Do you see any errors? - Calculus -
**Jessica**, Thursday, October 13, 2011 at 11:03pmI don't see any error, but webwork just says y= , I can't enter anything besides what y is supposed to be. The slope I took was a method I found in my book but it only says that, how to take the slope, and I don't even know if I had that right. But I cant enter anything besides the answer for y=.

- Calculus -
**Steve**, Friday, October 14, 2011 at 10:37amLeaving things in polar coordinates is a lot simpler here.

if r = f(t)

dy/dx = [f'(t)*sin(t) + f(t)*cos(t)] / [f'(t)*cos(t) - f(t)*sin(t)]

t = π/4

f = 3sin(3t) = 3/√2

f' = 9cos(3t) = -9/√2

sin(t) = 1/√2

cos(t) = 1/√2

dy/dx = (-9/√2 * 1/√2 + 3/√2 * 1/√2)/(-9/√2 * 1/√2 - 3/√2 * 1/√2)
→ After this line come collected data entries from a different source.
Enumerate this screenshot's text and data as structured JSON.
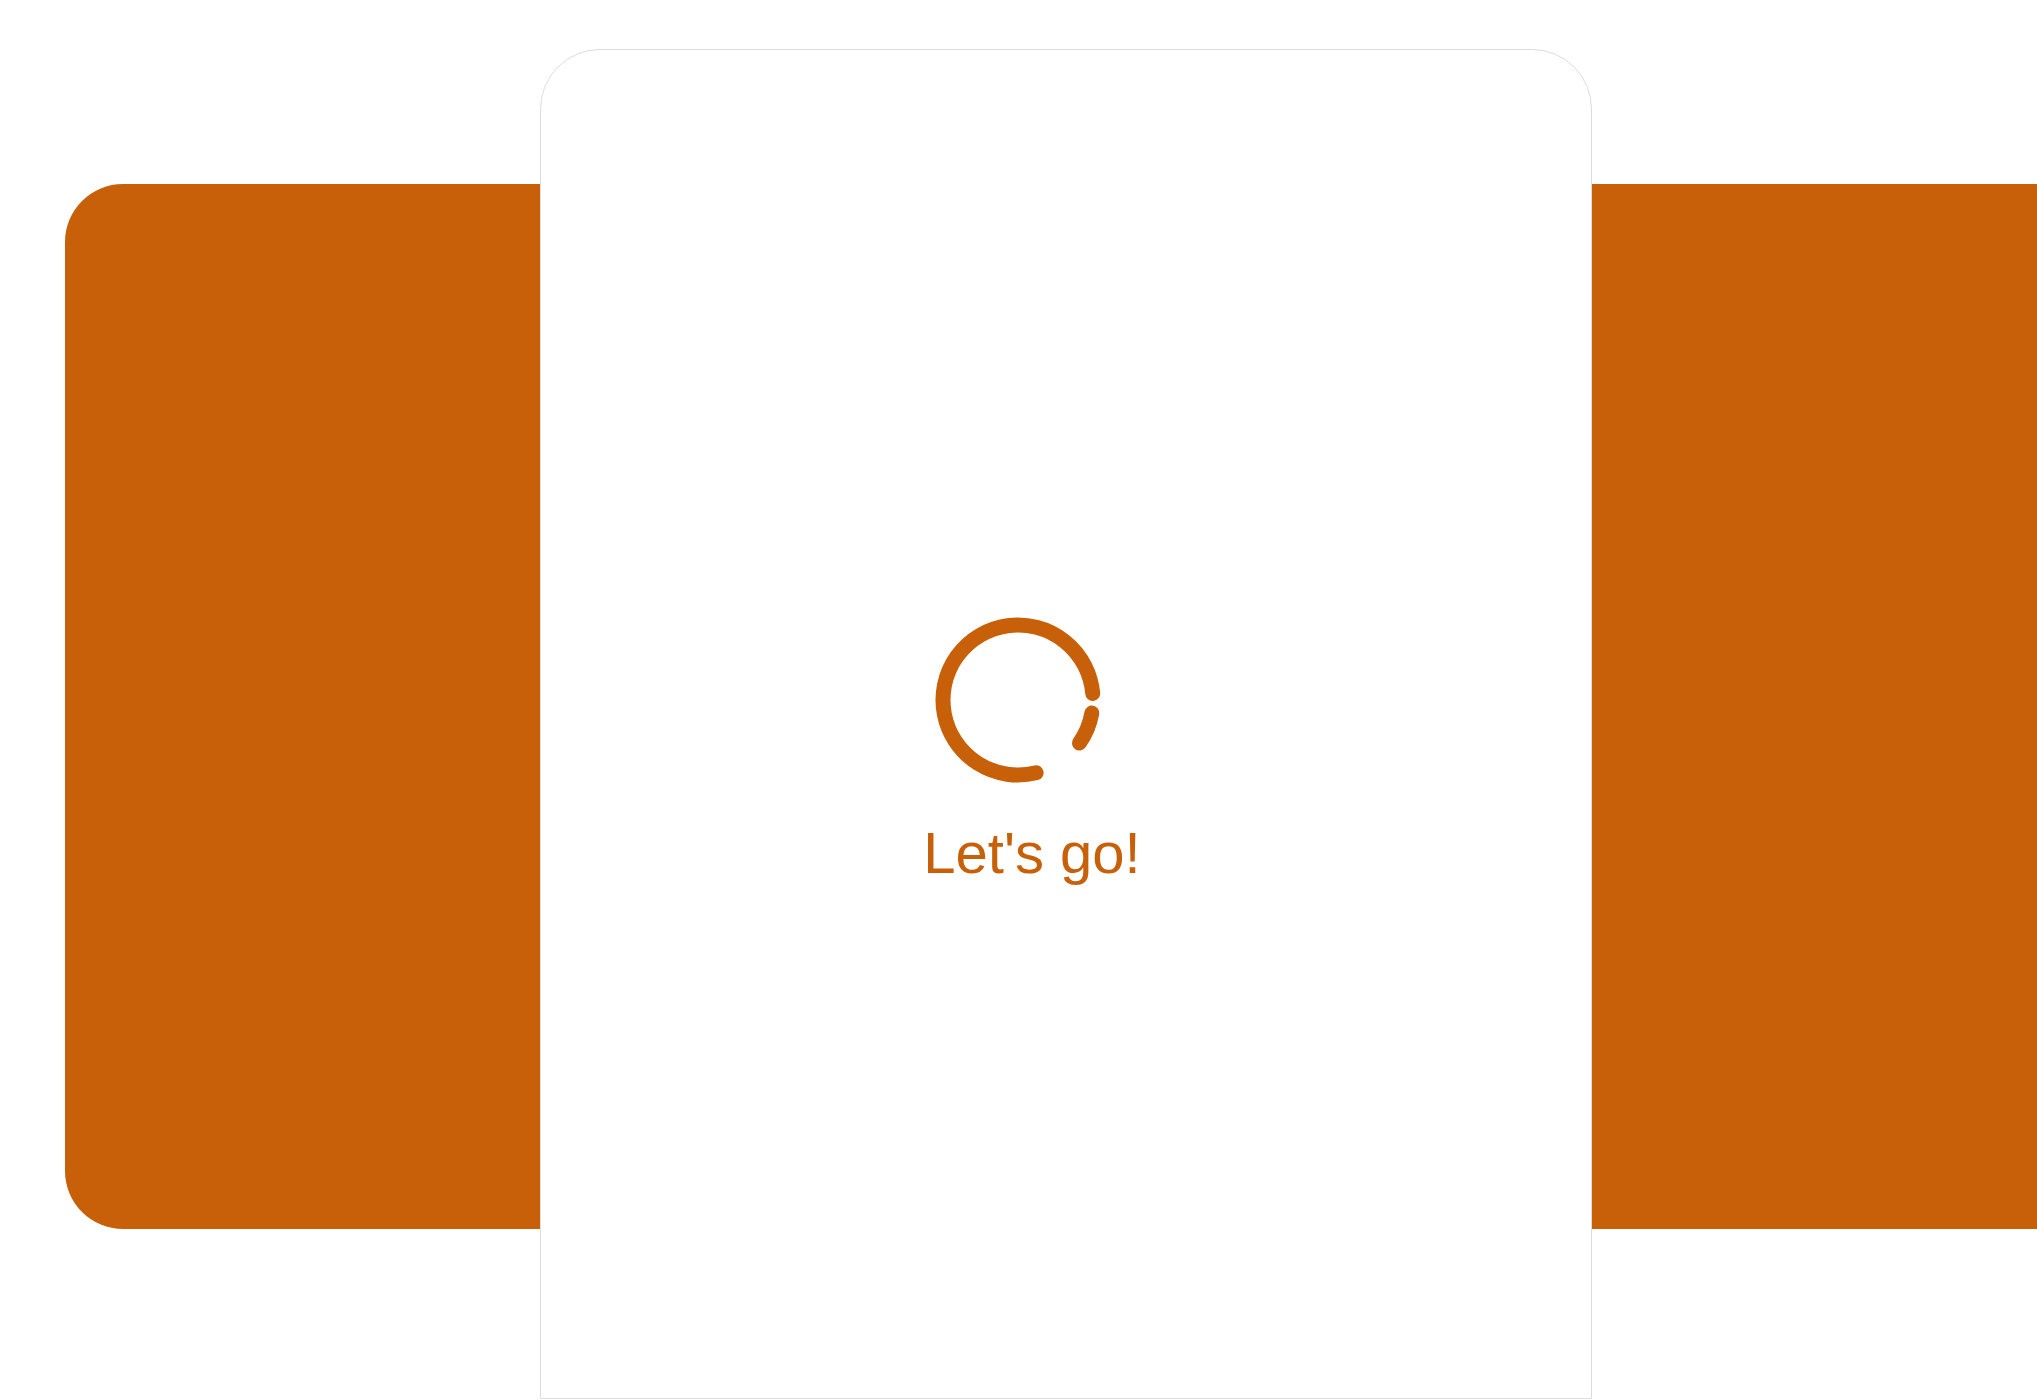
{
  "loading_card": {
    "message": "Let's go!"
  }
}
= (-6/2 +3/2)/(-9/2 - 3/2) = -6/-12 = 1/2

google polar coordinates graphing and the first hit is a nice simple grapher for polar coordinates. Looks like slope = 1/2

So, now we have a point (π/4,3/√2) and a slope: 1/2

y-3/√2 = 1/2(x-π/4) - Calculus -
**MathMate**, Friday, October 14, 2011 at 6:24pmI am not sure I'm right, but it seems to me that:

r=3sin3(theta)

is meant to be interpreted as

r(t)=3sin³(θ),

in which case dy/dx=2.

I do not know why, but when I started looking at it, I did the same interpretation of 3θ.